Настроение Чехова выдавали не жалобы на снег, дождь, ветер, а то, что он почти не работал. Ничего, по его словам, не «вытанцовывалось». Он рассказал Книппер: «Я работаю, но не совсем удачно. Мешает война, а в последние дни — расстройство кишечника. Всё кажется, будто по случаю войны никто читать не станет».

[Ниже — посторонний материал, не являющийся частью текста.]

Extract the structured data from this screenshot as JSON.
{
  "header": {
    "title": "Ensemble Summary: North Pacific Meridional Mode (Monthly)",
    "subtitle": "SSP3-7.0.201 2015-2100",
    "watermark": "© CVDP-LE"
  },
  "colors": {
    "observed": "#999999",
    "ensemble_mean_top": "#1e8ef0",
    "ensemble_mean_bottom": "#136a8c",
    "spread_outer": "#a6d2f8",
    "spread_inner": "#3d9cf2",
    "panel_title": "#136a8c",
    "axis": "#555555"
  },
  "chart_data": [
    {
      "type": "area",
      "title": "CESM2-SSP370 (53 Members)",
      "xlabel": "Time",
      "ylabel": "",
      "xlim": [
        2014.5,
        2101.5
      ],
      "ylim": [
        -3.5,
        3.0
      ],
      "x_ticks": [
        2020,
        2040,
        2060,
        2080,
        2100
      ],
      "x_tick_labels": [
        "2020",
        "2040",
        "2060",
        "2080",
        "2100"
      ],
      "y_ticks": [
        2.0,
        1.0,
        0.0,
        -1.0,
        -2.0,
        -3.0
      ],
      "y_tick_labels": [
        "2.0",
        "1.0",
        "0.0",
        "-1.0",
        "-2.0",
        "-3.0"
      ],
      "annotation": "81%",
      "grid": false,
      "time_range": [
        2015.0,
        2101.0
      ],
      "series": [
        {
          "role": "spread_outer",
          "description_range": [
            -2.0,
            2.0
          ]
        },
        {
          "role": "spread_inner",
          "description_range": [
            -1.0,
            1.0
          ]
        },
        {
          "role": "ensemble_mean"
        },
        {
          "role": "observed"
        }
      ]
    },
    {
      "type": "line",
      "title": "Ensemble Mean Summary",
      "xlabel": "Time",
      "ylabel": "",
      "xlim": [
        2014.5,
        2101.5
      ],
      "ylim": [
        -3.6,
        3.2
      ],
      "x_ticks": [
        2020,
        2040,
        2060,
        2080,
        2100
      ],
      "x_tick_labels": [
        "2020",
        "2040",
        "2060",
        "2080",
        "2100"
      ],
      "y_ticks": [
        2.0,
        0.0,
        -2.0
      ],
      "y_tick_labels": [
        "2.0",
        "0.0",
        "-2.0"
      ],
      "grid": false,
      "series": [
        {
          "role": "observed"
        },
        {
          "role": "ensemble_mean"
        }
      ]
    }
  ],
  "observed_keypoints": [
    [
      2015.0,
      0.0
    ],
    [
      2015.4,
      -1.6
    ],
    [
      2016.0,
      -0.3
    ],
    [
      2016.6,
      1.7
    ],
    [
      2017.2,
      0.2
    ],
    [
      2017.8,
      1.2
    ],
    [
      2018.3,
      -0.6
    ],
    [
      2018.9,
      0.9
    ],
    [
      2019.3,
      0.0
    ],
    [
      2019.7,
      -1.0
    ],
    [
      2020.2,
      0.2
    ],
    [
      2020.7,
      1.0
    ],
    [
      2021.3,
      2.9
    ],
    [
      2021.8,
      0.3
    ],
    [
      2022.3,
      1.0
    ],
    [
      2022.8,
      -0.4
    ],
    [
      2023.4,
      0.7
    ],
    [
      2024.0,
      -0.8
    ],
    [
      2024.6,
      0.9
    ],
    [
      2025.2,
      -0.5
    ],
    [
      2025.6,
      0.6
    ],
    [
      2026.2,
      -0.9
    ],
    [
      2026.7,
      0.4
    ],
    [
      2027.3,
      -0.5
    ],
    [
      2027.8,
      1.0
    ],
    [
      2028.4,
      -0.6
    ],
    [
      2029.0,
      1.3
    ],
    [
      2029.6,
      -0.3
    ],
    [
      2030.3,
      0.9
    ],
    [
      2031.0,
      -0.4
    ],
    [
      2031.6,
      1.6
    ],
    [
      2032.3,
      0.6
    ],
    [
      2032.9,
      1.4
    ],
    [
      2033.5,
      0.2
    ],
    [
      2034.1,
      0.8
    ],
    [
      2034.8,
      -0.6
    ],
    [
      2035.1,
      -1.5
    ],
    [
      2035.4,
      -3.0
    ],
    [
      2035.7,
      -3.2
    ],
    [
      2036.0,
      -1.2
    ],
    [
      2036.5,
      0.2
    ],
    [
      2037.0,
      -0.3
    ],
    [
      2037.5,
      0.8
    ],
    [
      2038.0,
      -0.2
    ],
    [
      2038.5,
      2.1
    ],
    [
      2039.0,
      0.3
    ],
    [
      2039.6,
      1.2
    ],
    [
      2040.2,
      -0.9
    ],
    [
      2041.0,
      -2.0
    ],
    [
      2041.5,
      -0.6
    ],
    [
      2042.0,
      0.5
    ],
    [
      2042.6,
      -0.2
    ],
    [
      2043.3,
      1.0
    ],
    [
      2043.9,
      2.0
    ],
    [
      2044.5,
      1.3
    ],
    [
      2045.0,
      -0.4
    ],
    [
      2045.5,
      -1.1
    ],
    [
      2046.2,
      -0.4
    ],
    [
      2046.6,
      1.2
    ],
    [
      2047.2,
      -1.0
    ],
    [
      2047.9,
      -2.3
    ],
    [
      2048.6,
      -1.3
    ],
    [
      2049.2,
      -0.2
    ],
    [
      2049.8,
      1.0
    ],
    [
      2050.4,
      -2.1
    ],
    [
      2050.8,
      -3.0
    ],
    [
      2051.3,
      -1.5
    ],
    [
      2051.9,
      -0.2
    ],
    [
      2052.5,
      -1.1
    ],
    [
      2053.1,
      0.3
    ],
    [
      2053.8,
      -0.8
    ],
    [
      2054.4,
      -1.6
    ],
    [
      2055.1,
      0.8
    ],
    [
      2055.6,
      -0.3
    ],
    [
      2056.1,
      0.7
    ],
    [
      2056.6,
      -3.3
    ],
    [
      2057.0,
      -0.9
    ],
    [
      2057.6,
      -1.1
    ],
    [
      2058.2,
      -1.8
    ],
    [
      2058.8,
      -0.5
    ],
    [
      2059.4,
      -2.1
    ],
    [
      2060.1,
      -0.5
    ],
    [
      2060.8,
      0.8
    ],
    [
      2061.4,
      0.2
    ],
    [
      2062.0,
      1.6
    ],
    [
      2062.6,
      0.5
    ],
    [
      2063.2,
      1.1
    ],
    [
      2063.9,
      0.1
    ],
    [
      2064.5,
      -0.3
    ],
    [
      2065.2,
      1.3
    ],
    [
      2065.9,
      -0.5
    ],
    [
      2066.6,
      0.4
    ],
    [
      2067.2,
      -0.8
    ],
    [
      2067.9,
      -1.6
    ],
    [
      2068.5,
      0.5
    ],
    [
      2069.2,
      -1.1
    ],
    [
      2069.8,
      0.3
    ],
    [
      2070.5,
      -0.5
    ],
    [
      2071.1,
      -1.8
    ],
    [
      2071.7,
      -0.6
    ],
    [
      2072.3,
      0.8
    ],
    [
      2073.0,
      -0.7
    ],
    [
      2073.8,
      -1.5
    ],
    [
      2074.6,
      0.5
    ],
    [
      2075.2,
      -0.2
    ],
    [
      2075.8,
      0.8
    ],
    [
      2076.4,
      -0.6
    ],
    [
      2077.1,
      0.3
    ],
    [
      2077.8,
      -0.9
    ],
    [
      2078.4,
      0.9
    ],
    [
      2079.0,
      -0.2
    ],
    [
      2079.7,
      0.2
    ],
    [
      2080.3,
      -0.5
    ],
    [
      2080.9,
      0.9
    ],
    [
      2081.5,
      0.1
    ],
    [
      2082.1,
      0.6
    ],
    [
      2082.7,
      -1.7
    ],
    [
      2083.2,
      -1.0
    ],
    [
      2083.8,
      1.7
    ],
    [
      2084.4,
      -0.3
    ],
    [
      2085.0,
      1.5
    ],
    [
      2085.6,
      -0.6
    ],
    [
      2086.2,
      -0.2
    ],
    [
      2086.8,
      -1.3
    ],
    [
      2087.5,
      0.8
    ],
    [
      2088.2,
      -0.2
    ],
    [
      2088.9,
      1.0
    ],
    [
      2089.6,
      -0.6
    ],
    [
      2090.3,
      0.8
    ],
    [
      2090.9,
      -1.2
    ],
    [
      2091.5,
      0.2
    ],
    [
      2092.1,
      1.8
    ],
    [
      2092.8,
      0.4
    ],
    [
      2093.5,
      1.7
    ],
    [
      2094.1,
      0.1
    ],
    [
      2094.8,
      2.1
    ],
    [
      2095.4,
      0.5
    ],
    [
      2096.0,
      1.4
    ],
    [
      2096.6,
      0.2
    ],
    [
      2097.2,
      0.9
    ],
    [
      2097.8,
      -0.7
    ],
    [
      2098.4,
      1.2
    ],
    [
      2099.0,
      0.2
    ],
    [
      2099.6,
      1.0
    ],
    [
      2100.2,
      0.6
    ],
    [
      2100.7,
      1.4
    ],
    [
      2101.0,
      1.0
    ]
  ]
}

К прежним уподоблениям жизни в Ялте ссылке в «теплую Сибирь», на Камчатку, на необитаемый остров добавилось еще одно: «<…> я в этой Ялте одинок, как комета, и чувствую себя не особенно хорошо». Ему казалось, что летом, на подмосковной даче, удастся «пописать, подумать», половить рыбу новым способом, которому его научил Коровин: «Я так мечтаю о лете!» Шутил, что поймает одного лишь пескарика, да и «тот пой-мается из склонности к самоубийству». Он приписывал свое раздражение кашлю и крымскому климату, о котором сказал, что любит и презирает его, «как любят и презирают хорошеньких, но скверных женщин». Уже с марта спрашивал жену, когда ему тронуться в путь. В конце апреля писал Книппер: «Уеду я из Ялты не без удовольствия; скучно здесь, весны нет, да и нездоровится».
В желании скорее покинуть Ялту, хотя наступало хорошее время, разгар крымской весны, ощущалось какое-то особое беспокойство. Намерение поехать в июле или августе врачом на Дальний Восток — а он упорно говорил об этом — никем, видимо, не воспринималось всерьез.